Comforting Connections

I cannot overstate the importance of having people to talk to who know exactly what you are going through. I also developed strong friendships within the support group. One positive thing that has emerged from this journey is meeting several wonderful people I otherwise would not have met.

Eventually, my treatment plan expanded, and I had to undergo 15 rounds of radiation therapy. I am grateful to my radiologist, Dr. Randolph Sr., who was another positive person on my cancer care team.

On July 24, 2020, 1.5 years after my diagnosis, I got a phone call from Dr. Samdani—my cancer was officially in remission. I dropped to my knees in happiness. Lung and pancreatic cancer, gone. I was extremely blessed. Earlier this year, we welcomed my first grandchild to the world. We felt we had many things to celebrate.

Life Changed Again

However, on September 11, 2020, my life changed again. I was having trouble with my coordination and was advised by one of my nurses to go to the hospital. At first, they thought I had had a stroke.

After more tests, it was determined that I had a seizure caused by 2 tumors on my brain. It was a gut punch. We were assured, however, that the tumors were treatable.
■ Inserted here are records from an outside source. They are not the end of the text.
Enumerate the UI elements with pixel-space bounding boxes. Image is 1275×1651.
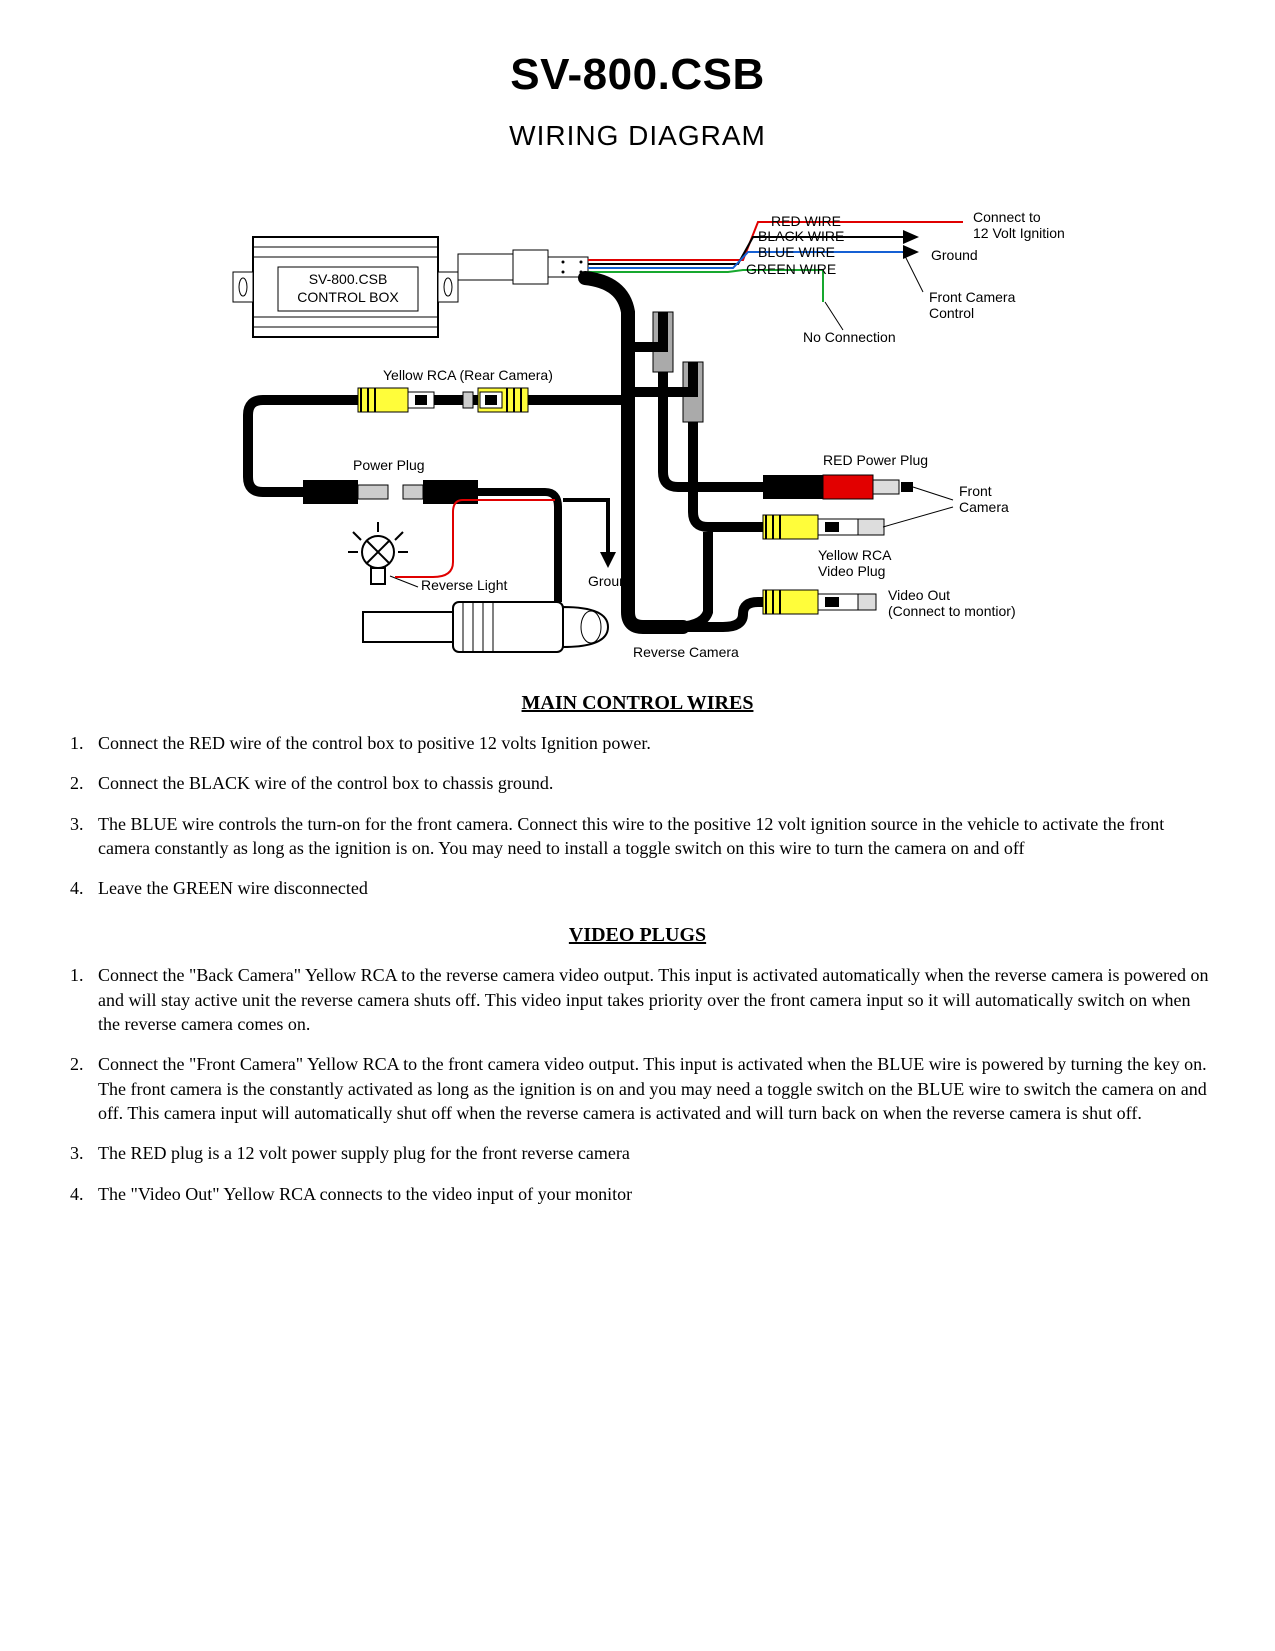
video-plugs-list: Connect the "Back Camera" Yellow RCA to …	[60, 963, 1215, 1205]
list-item: Connect the "Back Camera" Yellow RCA to …	[88, 963, 1215, 1036]
wiring-diagram: SV-800.CSB CONTROL BOX RED WIRE BLACK WI…	[203, 182, 1073, 662]
list-item: Connect the RED wire of the control box …	[88, 731, 1215, 755]
yellow-rca-video-icon	[763, 515, 884, 539]
reverse-camera-label: Reverse Camera	[633, 644, 739, 660]
video-out-icon	[763, 590, 876, 614]
front-cam-ctrl-1: Front Camera	[929, 289, 1016, 305]
reverse-light-label: Reverse Light	[421, 577, 507, 593]
power-plug-label: Power Plug	[353, 457, 425, 473]
no-connection-label: No Connection	[803, 329, 896, 345]
red-power-plug-icon	[763, 475, 913, 499]
svg-text:CONTROL BOX: CONTROL BOX	[297, 289, 399, 305]
ground2-label: Ground	[588, 573, 635, 589]
main-control-wires-list: Connect the RED wire of the control box …	[60, 731, 1215, 900]
green-wire-label: GREEN WIRE	[746, 261, 836, 277]
video-out-label-1: Video Out	[888, 587, 950, 603]
document-subtitle: WIRING DIAGRAM	[60, 120, 1215, 152]
main-control-wires-heading: MAIN CONTROL WIRES	[60, 692, 1215, 715]
blue-wire-label: BLUE WIRE	[758, 244, 835, 260]
list-item: Connect the "Front Camera" Yellow RCA to…	[88, 1052, 1215, 1125]
video-plugs-heading: VIDEO PLUGS	[60, 924, 1215, 947]
control-box-icon: SV-800.CSB CONTROL BOX	[233, 237, 458, 337]
svg-text:SV-800.CSB: SV-800.CSB	[308, 271, 387, 287]
red-wire-dest-2: 12 Volt Ignition	[973, 225, 1065, 241]
reverse-light-icon	[348, 522, 408, 584]
black-wire-label: BLACK WIRE	[758, 228, 844, 244]
list-item: The RED plug is a 12 volt power supply p…	[88, 1141, 1215, 1165]
reverse-camera-icon	[363, 602, 608, 652]
front-cam-ctrl-2: Control	[929, 305, 974, 321]
power-plug-icon	[303, 480, 478, 504]
ground-label: Ground	[931, 247, 978, 263]
front-camera-label-1: Front	[959, 483, 992, 499]
list-item: Connect the BLACK wire of the control bo…	[88, 771, 1215, 795]
video-out-label-2: (Connect to montior)	[888, 603, 1016, 619]
yellow-rca-rear-label: Yellow RCA (Rear Camera)	[383, 367, 553, 383]
red-power-plug-label: RED Power Plug	[823, 452, 928, 468]
red-wire-dest-1: Connect to	[973, 209, 1041, 225]
yellow-rca-video-label-1: Yellow RCA	[818, 547, 892, 563]
list-item: Leave the GREEN wire disconnected	[88, 876, 1215, 900]
red-wire-label: RED WIRE	[771, 213, 841, 229]
front-camera-label-2: Camera	[959, 499, 1009, 515]
list-item: The "Video Out" Yellow RCA connects to t…	[88, 1182, 1215, 1206]
yellow-rca-video-label-2: Video Plug	[818, 563, 885, 579]
document-title: SV-800.CSB	[60, 50, 1215, 100]
list-item: The BLUE wire controls the turn-on for t…	[88, 812, 1215, 861]
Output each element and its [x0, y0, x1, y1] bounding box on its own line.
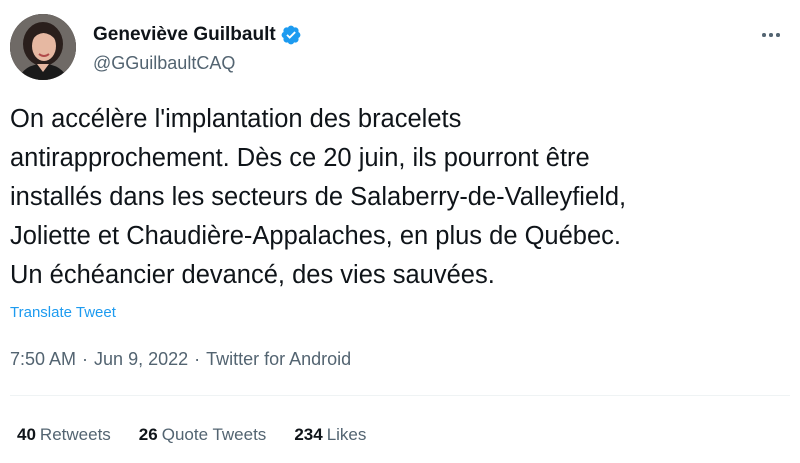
- tweet-text-line: installés dans les secteurs de Salaberry…: [10, 183, 627, 211]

On September 15, 2020, I had brain surgery to remove 1 tumor. About a week later, I had a Gamma Knife procedure to remove the second tumor.

Brain surgery was one of the scariest things I have ever had to deal with. However, as I did before, I held onto my faith, knowing that God was in control.

Thankful Symbol of Hope

On November 23, 2020, I had my first follow-up after my brain surgery with my surgeon, Dr. Singleton. There was no evidence of any tumors. I truly had something to be thankful for that Thanksgiving. I also wish to thank my daughter Tonika for assisting me in writing this article.

Throughout my journey, I have met several fellow patients who have told me that my story has given them hope. One woman proclaimed I was a walking miracle! I realize that God makes things happen in our lives for a reason.

I want to be a symbol of hope, not just for patients with cancer, but for anyone. I want people to know that they can get through anything. I believe we all have that inner strength. Sometimes we just have to dig deep to find it.